Sobre whisky

A concepção aristotélica de felicidade envolve a noção de viver bem ao longo de uma vida inteira, em vez dessa noção como um senso apenas psicológico, como definido pela concepção hedonista. Segundo Aristóteles, viver bem envolve o desenvolvimento do senso moral, emocional e racional. Em Nicômaco, a felicidade é a soma total de uma vida; isto é, a medida sobre a vida humana de quão longe nós conseguimos nosso objetivo de viver bem. Portanto, estaríamos errados em pensar que a felicidade é apenas um estado psicológico flutuante e momentâneo. Assim o é com a bebida. O conceito de felicidade de Aristóteles não pode ser confundido com um estado puramente mental de euforia, nem deve ser confundido com a sensação flutuante de prazer. Em vez disso, devemos pensar em felicidade em termos de floração, daquilo que floresce, ou daquilo que se completa aos poucos até a completude.

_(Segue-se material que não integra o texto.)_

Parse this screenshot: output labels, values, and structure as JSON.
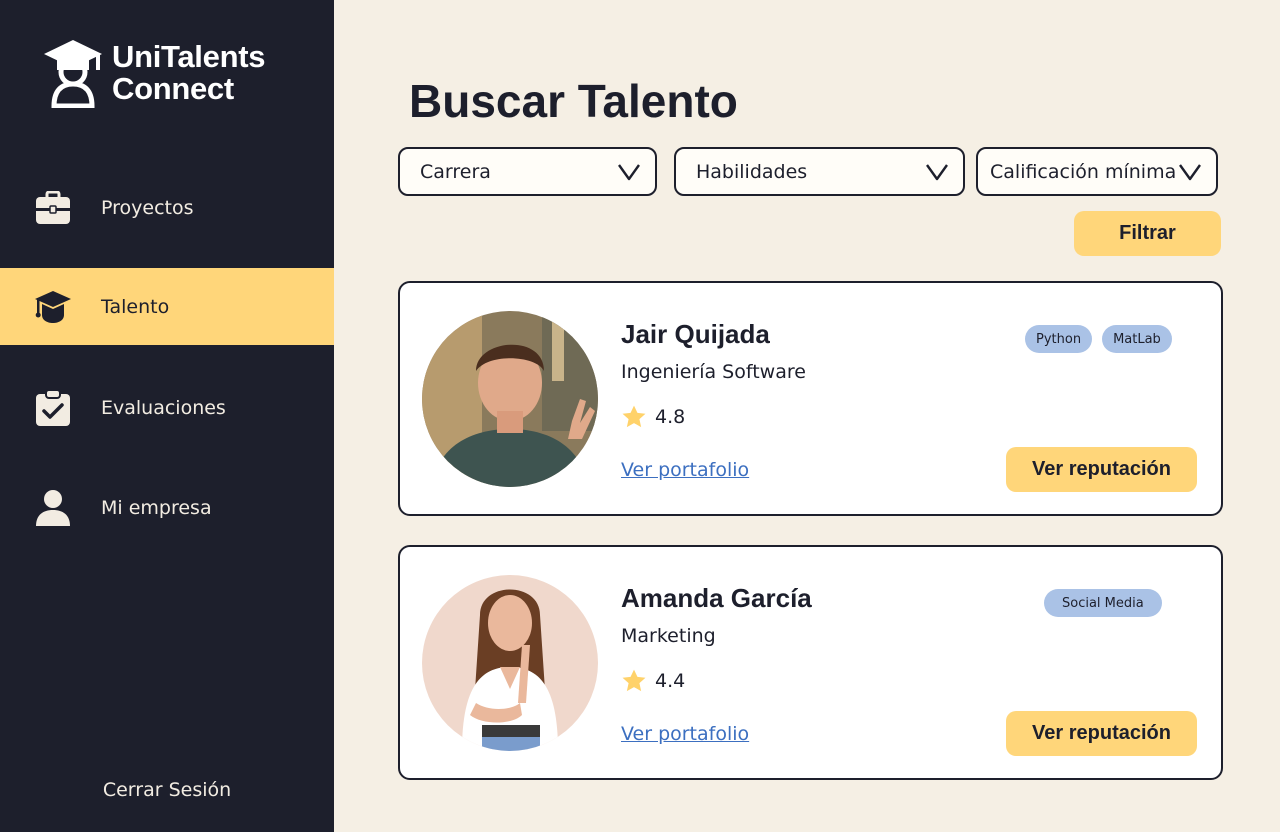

Concordo com Aristóteles que há mais na vida do que fazer o que é bom; muitas vezes perseguimos objetivos que não são simplesmente sensações prazerosas momentâneas. Na direção e controle dos meus sentidos, na distinção da complexa variedade de sabores e cheiros até a beleza de um belo dram é onde encontro tais virtudes que me completam. Antigamente, em uma cidade onde morei, um amigo meu gostava da mistura alcoólica doce, de whisky com Coca-Cola e gelo, mas quase qualquer álcool teria o mesmo gosto se ele tivesse feito a mesma mistura. Ele não estava interessado em distinguir o carvalho, turfa e flavors de frutas cristalizadas no próprio whisky (e nem eu, na época). Isso foi porque ele não era um saboreador de whisky, ele era um bebedor apenas. Ele não tinha vontade de desenvolver as virtudes estéticas e o conhecimento da bebida, onde o whisky, nesse caso, era o foco. Se ele tivesse, e pelo que sei desse amigo hoje em dia, ele descobriria uma nova gama de experiências prazerosas e um novo conjunto de virtudes que servem para a vida.

Digamos que o bebedor de whisky é alguém que bebe whisky para satisfazer uma necessidade corporal, isto é, uma simples sede ou um vício. Aqui a “necessidade corporal” está associada a desejos fisiológicos, como é com a cafeína e nicotina, ou até mesmo outras drogas como cocaína, crack, heroína ou qualquer outra coisa. Por outro lado, o saboreador de whisky bebe whisky sabendo que um prazer corporal será cumprido, acrescentando o benefício de um reconhecimento mental desse cumprimento. Aqui, não é apenas uma necessidade corporal não-consciente e animalista que está sendo cumprida (embora possa ser); há também a percepção consciente e experiencial do fato de que uma necessidade corporal está sendo cumprida ou saciada.

Assim, enquanto que o whisky — potável, desperdiçável, de baixa qualidade, baixo tempo de vida — satisfaz uma necessidade corporal que é não-consciente e fisiológica (até mesmo animalistica), o whisky — saboreado, sofisticado, gentrificado, sentido — satisfaz uma necessidade mental consciente e experiencial (e provavelmente reservada somente para seres humanos). Em outras palavras, há algo no reino mental que o torna distinto do reino corporal, o primeiro é o saborear, enquanto o segundo é o beber inconsciente.

Eu normalmente tendo a descartar o cientificismo — como na minha crítica à neurociência — nestes casos mais particulares, mas aqui talvez seja importante ressaltar alguns pontos que diferem alguns estados físicos e mentais consciêntes de outros inconsciêntes, e também o limite entre uso benéfico e maléfico, assim como a afirmação de que o uso pode de fato ser benéfico e não apenas prazeroso. Aos viciados em cientificismo, caso não lembrem — o texto foi postado no grupo — , no texto sobre neurociência eu ressalto que:

a dinamica de uso, abuso e dependência é sempre apanágio da interação usuário-substância, de maneira q o limiar para o rebaixamento intelectual do indivíduo não é uma grandeza qualitativa nominal, mas sim quantitativa contínua. Não obstante, existem indivíduos que possuem cognições disfuncionais inatas e podem se valer de substâncias psicoativas (inclusive álcool, tabaco, maconha e cocaína ou demais simpatomiméticos) para obter um funcionamento tido como dentro da normalidade para o ser humano.

Precisamente, por fim, afirmo-lhes com toda certeza e sobriedade, que hoje vejo que a bebida, particularmente o whisky, tem sido uma base sólida na minha formação, justamente pelos motivos supracitados. Cientificamente ou não, a bebida tem de fato sido algo que me fortalece dia após dia, pois é do controle que me surge o desenvolvimento do senso moral, emocional e racional.